Thursday, April 24, 2008

Farnsworth Clutch?

David Appelman over at the Baseball Analysts seems to think so and has the math to prove it. Appelman took a look at various pitcher perfomances in high leverage index situations versus other situations. Leverage index is a way of measuring the importance of a particular situation based on inning, outs, score and runners. David then looked at pitchers' FIP or Fielding Independent Pitching, a statistic that just looks at things a pitcher controls (HR, BB, HBP, K) and eliminates those which involve his team's defense.

The gist of the article is that the author looked at FIP in high leverage situations compared to all other situations, and tallied up which pitchers did significantly better in high leverage or clutch situations. Appelman collected data over the last six seasons and found that Kyle Farnsworth was the 8th best clutch reliever.

It's a fun look at some wacky stats, and in the end is completely useless. Appelman himself noted that the data don't hold up from year to year, which tells me the basic principles of this measurement aren't valid. I don't care for FIP personally, and find it to be a wonky, selective statistic that overlooks what is really important here (things like base hits, doubles, sacrifice flies etc.).

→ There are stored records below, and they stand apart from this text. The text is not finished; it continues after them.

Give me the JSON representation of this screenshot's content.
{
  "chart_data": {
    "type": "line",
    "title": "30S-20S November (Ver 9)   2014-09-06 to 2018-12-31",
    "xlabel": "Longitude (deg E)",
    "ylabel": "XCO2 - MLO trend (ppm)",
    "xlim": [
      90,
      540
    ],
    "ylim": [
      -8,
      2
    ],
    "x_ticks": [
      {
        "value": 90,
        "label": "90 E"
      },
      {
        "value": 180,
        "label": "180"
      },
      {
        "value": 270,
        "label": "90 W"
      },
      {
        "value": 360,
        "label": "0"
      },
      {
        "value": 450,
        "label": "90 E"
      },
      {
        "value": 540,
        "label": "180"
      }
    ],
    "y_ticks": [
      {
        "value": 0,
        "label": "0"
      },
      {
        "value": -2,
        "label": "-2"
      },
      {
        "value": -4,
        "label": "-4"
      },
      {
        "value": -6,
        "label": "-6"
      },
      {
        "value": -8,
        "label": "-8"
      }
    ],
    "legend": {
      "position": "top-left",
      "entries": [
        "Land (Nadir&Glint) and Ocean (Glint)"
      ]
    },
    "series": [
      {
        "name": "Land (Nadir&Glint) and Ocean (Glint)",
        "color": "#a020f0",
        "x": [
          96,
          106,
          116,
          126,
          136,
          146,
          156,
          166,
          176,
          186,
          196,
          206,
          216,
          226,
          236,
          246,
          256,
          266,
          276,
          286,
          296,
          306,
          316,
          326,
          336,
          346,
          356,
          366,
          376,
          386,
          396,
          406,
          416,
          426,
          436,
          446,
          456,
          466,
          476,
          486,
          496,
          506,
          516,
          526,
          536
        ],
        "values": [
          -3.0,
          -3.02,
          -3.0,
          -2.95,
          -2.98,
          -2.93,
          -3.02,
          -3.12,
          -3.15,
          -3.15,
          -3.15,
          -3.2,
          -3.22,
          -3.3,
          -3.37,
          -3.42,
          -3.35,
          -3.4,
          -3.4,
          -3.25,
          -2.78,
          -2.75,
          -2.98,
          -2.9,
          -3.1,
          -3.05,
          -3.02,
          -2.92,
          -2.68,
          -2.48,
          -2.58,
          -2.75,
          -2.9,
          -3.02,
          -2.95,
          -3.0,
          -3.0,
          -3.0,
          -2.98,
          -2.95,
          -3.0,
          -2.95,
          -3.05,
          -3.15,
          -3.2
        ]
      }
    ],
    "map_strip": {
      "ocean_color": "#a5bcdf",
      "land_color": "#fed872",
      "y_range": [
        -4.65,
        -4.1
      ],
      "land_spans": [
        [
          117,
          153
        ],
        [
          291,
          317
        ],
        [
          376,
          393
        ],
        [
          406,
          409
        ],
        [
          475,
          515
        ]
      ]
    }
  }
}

David said he chose FIP because ERA didn't really work. This sounds very fishy. In what way did it not work? You didn't see the names you wanted popping up on the lists? This sounds like a case of the original methods not producing the results desired and so the author tried using different methods until he got the answers he wanted. In other words, selectively choosing data that will produce desired conclusion.

Addendum: David was kind enough to address my comments on the original website and also stopped by here to chime in. He basically explained that with his methodolgy, ERA wouldn't work because high leverage situations (particularly those with runners on base) generally produce more runs than low leverage situations (with no runners or fewer runners) and henceforth ERA would be elevated in those instances. This would skew results somewhat and produce bigger differences. The next question that comes to my mind then is are these differences significant (skewing the results for certain players) or would they be roughly the same for the players involved?

Eric Gagne is also one of the top relievers and I don't think anyone has accused him of being clutch last year.

By comparing high LI situations to all other situations, you don't factor in overall quality. The absolute worst pitcher in baseball could pitch significantly better in high LI situations, but still be worse than most other pitchers in those situations but would rank highly on David's chart.

Let me give a simple example of what I mean. Let's theoretically assign pitchers' abilities a score of 1-10, with 10 being the best.

-You're all star closer could perform at a level of 8 most of the time and a level of 10 in clutch situations, giving a difference of 2. With the methods used in the article, this value of 2 would be used to rank the pitcher.

-Joe average reliever pitches at a level of 5 most of the time and also delivers a 5 in clutch situations, giving a score of 0. This would rank below your all star (who has a 2).

-Now look at your horrendous reliever who normally pitches at a level of 1 but pitches at 4 in clutch situations, producing a difference of 3. Of all the pitchers, this guy would rank the highest with Appleman's methods, despite the fact that even at his best, he's still worse than anyone else.

Sabermetrics is an odd thing. There are a lot of fantastic insights into the game of baseball that have been uncovered by smart stat guys. Unfortunately, a lot of people just crank out stats, graphs and lists of numbers without thinking things through or putting much thought to the practicality of what they're saying.

This article is a fun read, as we can all look at the list, see guys like Farnsworth and Gagne on there, laugh, and say ha ha, I told you that guy was clutch, knowing full well there is little validity to the statement.

While I love sabermetrics, silly articles like this really give it a bad name if taken too seriously.

Addendum: David clarifies that the article was written from a perspective of "disproving clutch" and it has some utility in that respect. He and I differ greatly on our definition of "clutch", which is a big source of my frustration with some of this article's basic premises.

2 comments:

David said...

I explained why ERA didn't work in my comment on baseball analysts. It was not a matter of me not liking which names are on the list.

Your definition of clutch is just different than my definition, but I think we do come to the same conclusion in that you can say "I told you these guys were clutch", but it doesn't mean they'll be clutch at all next year.

To me, this was more of a disprove clutch article than it was a "yes these guys are without a doubt clutch and always will be" type of thing.

The numbers are fun to look at but they don't mean anything and that was the point of the article.

Jeff said...

David,

Thanks for stopping by and leaving a comment, I certainly appreciate it.

I was just heading back here to throw an addendum up to my post to include your explanation of why ERA doesn't work in your particular analysis.

You're article makes more sense to me from a "disprove clutch" point of view, but I didn't quite get that impression on my first read through.

I think we share the same ultimate conclusion that clutch is hard to measure and is a dubious notion at best.